PainfulItching: ltdanman44: he could have laid a block there without lowering the boom.  he blasted him with everything he had

Basic physics. Try to follow.

Two large fellows running towards each other. Force is doubled when they hit.


and if fellow 1 stays away from the head of fellow 2 (like every rugby player does all the time, because there are no helmets and no-one wants to be knocked unconscious every week) then everything's fine.
 
2013-09-08 03:33:19 PM  

TuteTibiImperes: I've never heard the argument that college athletes aren't qualified to make life decisions, who are you talking to?
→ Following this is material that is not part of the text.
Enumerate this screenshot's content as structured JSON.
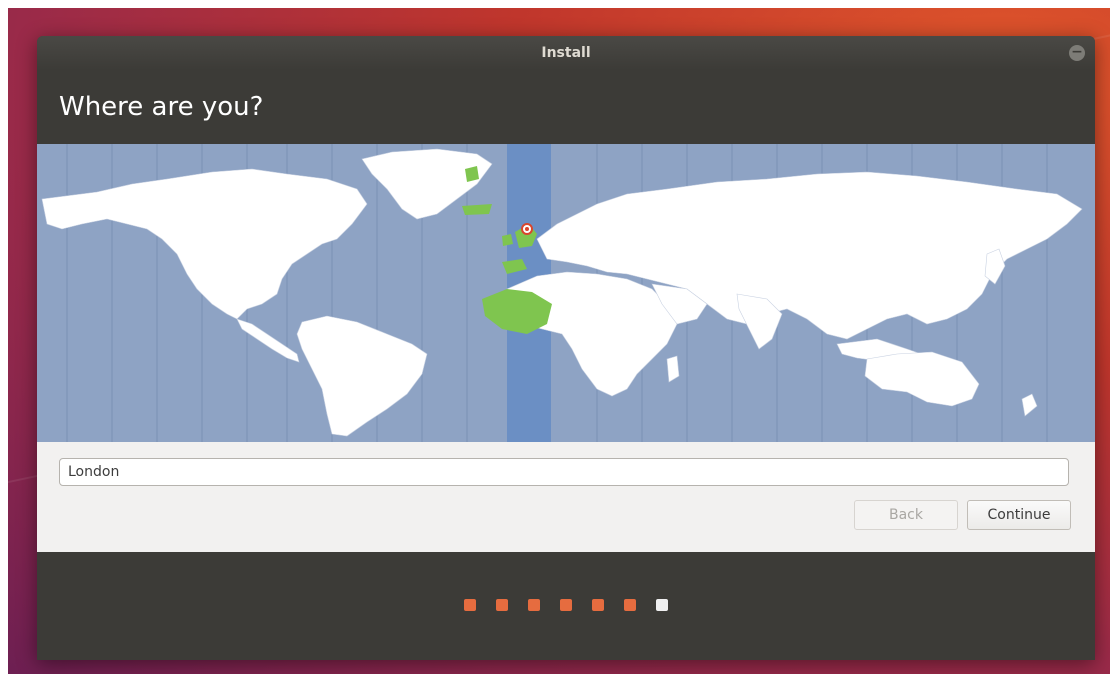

"IF YOU DON'T GO TO SCHOOL FOR FOUR THE FULL FOUR YEARS YOU'RE DOING YOURSELF A DISSERVICE AND YOU WON'T BE MATURE ENOUGH FOR THE NEXT LEVEL", and so forth.
 
2013-09-08 03:37:28 PM  
That's the kind of cheap blindside hit that earned Hines Ward his label as a tough guy.
 
2013-09-08 03:37:54 PM  

Mike_LowELL: TuteTibiImperes: I've never heard the argument that college athletes aren't qualified to make life decisions, who are you talking to?
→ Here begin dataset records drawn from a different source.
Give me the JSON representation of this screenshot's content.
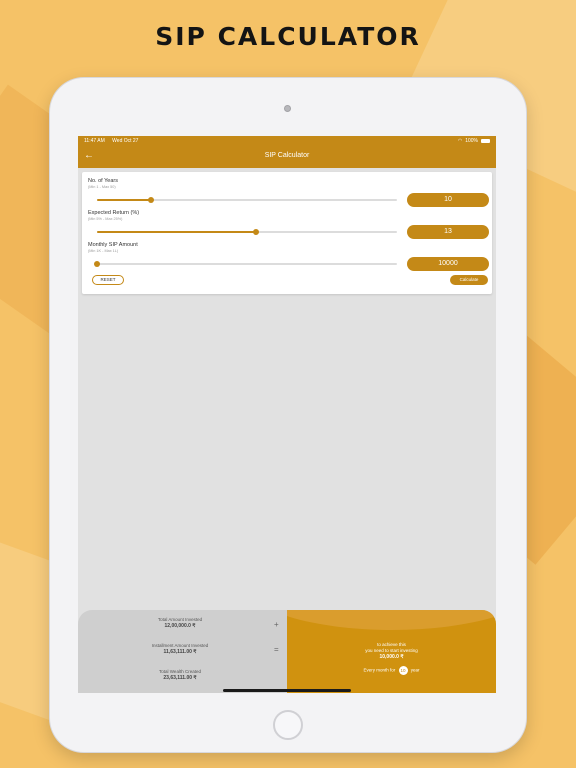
{
  "promo": {
    "title": "SIP CALCULATOR"
  },
  "status_bar": {
    "time": "11:47 AM",
    "date": "Wed Oct 27",
    "battery": "100%"
  },
  "nav": {
    "title": "SIP Calculator",
    "back_icon": "arrow-left-icon"
  },
  "form": {
    "fields": [
      {
        "label": "No. of Years",
        "range": "(Min 1 - Max 50)",
        "value": "10",
        "fraction": 0.18
      },
      {
        "label": "Expected Return (%)",
        "range": "(Min 5% - Max 25%)",
        "value": "13",
        "fraction": 0.53
      },
      {
        "label": "Monthly SIP Amount",
        "range": "(Min 1K - Max 1L)",
        "value": "10000",
        "fraction": 0.0
      }
    ],
    "reset_label": "RESET",
    "calculate_label": "Calculate"
  },
  "results": {
    "total_invested_label": "Total Amount Invested",
    "total_invested_value": "12,00,000.0 ₹",
    "installment_label": "Installment Amount Invested",
    "installment_value": "11,63,111.00 ₹",
    "wealth_label": "Total Wealth Created",
    "wealth_value": "23,63,111.00 ₹",
    "plus_symbol": "+",
    "equals_symbol": "=",
    "target_line1": "to achieve this",
    "target_line2": "you need to start investing",
    "target_amount": "10,000.0 ₹",
    "every_month_prefix": "Every month for",
    "years": "10",
    "years_suffix": "year"
  },
  "colors": {
    "accent": "#c48917",
    "background": "#f5c267",
    "screen": "#e1e1e1"
  }
}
"IF YOU DON'T GO TO SCHOOL FOR FOUR THE FULL FOUR YEARS YOU'RE DOING YOURSELF A DISSERVICE AND YOU WON'T BE MATURE ENOUGH FOR THE NEXT LEVEL", and so forth.


Skipping the opportunity for a free education is doing yourself a disservice, even if you make the NFL your career may peter out early on, and it makes sense to have a degree that you can fall back on.  That doesn't have anything to do with being too immature to make life decisions.

The arguments about maturity at the next level are mainly in terms of physical maturity and understanding of the game, not emotional/mental maturity.  Players build a lot of muscle mass over their college careers and learn the most about fine tuning their skills and playing their positions through the coaches at the college level.

It's not that a guy out of high school couldn't make the decision to play in the NFL and understand what he was doing, it's that he'd be eaten alive on the field by larger, stronger, more experience players.
 
2013-09-08 03:47:26 PM  

TuteTibiImperes: Skipping the opportunity for a free education is doing yourself a disservice, even if you make the NFL your career may peter out early on, and it makes sense to have a degree that you can fall back on. That doesn't have anything to do with being too immature to make life decisions.


My original post was addressing the audience that claims people who are supposedly going to college so they can learn how to make intelligent decisions are supposed to have the wherewithal to recognize that football is dangerous and that they can make a conscious choice to stop playing it, because it doesn't work that way, ever.